In other countries of the Global South, which largely follow the practice of the countries of the Global North, Christians are not killed for their faith but are deprived of their right to work, just because they want not only to remain Christians by name but also to be guided by their conscience in their actions, including at the workplace and in the performance of professional duties. Moreover, this happens under various kinds of “apologetic” pretexts. Thus, the right to life, the right to private life of a woman, which includes the “right to abortion,” is placed unequivocally higher than the right to life of an unborn child. If Christian healthcare providers are not willing to accept this, they commit themselves to abandoning their medical practice in the field of obstetrics. Active propaganda and promotion of the so-called “LGBT rights” result in discrimination against Christians when they are forced to participate in what they consider to be evil and sin. If they refuse, they are subject to sanctions up to a dismissal and a fine.
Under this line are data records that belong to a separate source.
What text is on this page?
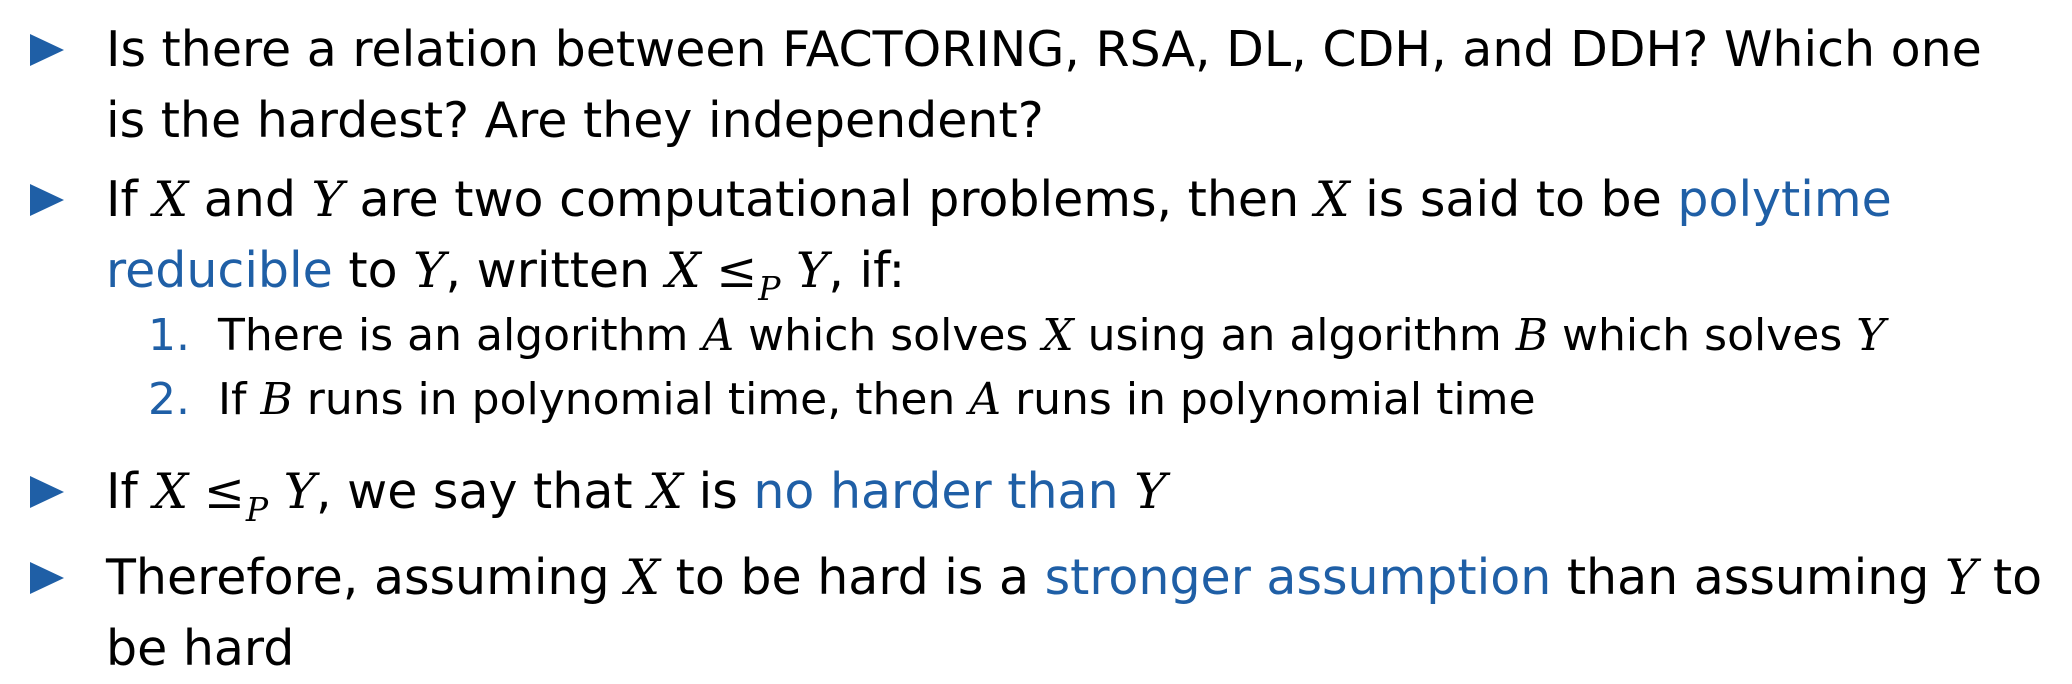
Is there a relation between FACTORING, RSA, DL, CDH, and DDH? Which one
is the hardest? Are they independent?
If X and Y are two computational problems, then X is said to be polytime
reducible to Y, written $X \le_P$ Y, if:
1. There is an algorithm A which solves X using an algorithm B which solves Y
2. If B runs in polynomial time, then A runs in polynomial time
If $X \le_P$ Y, we say that X is no harder than Y
Therefore, assuming X to be hard is a stronger assumption than assuming Y to
be hard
At the same time, human rights bodies are substituting concepts in the analysis of discrimination, absolutizing and looking for remedies for the “right to abortion” and “LGBT rights” instead of analyzing different treatment of people with and without Christian convictions.
This trend can be clearly seen in the practice of the Council of Europe, followed by a number of countries in the Global South. On the one hand, the member states of the Council of Europe try to provide additional guarantees to religious minorities. On the other hand, the ECHR takes the directly opposite position, refusing to practice its religion not to a religious minority but to a religious majority, in order to protect the so-called “rights” of persons with a non-traditional orientation and in those cases where discrimination against these persons is in fact absent.
It is extremely important to discuss problems of discrimination of Christians in the Global South at the international arena within the framework of interstate or expert forums so that states listen and pay attention to the oppression of Christians. For this, there are special international human rights mechanisms, which include UN human rights treaty bodies, Universal Periodic Review (UPR), special procedures under the UN Human Rights Council.
In order to counteract the above phenomena, it seems important to implement a whole range of measures: to abolish laws that undermine the exercise of the human right to freedom of religion or belief, including the withdrawal of reservations to international human rights treaties that are incompatible with freedom of religion or belief; introduce principles of universality, non-discrimination, and equality, participatory decision-making methodology, the obligation to ensure accountability, and the recognition of the interdependence of rights in policymaking; take steps to empower religious minorities so that they can claim the exercise of all their human rights and fundamental freedoms; enact comprehensive anti-discrimination legislation prohibiting direct and indirect discrimination, harassment, and lack of reasonable accommodation based on religion and all other grounds recognized in international law and in all areas of life regulated by law.
It seems that both direct and indirect discrimination on the basis of religion is unacceptable in democratic rule-of-law states of the 21st century. States are obliged to stand up for Christians, reaffirming by deeds the interrelation and indivisibility of all human rights.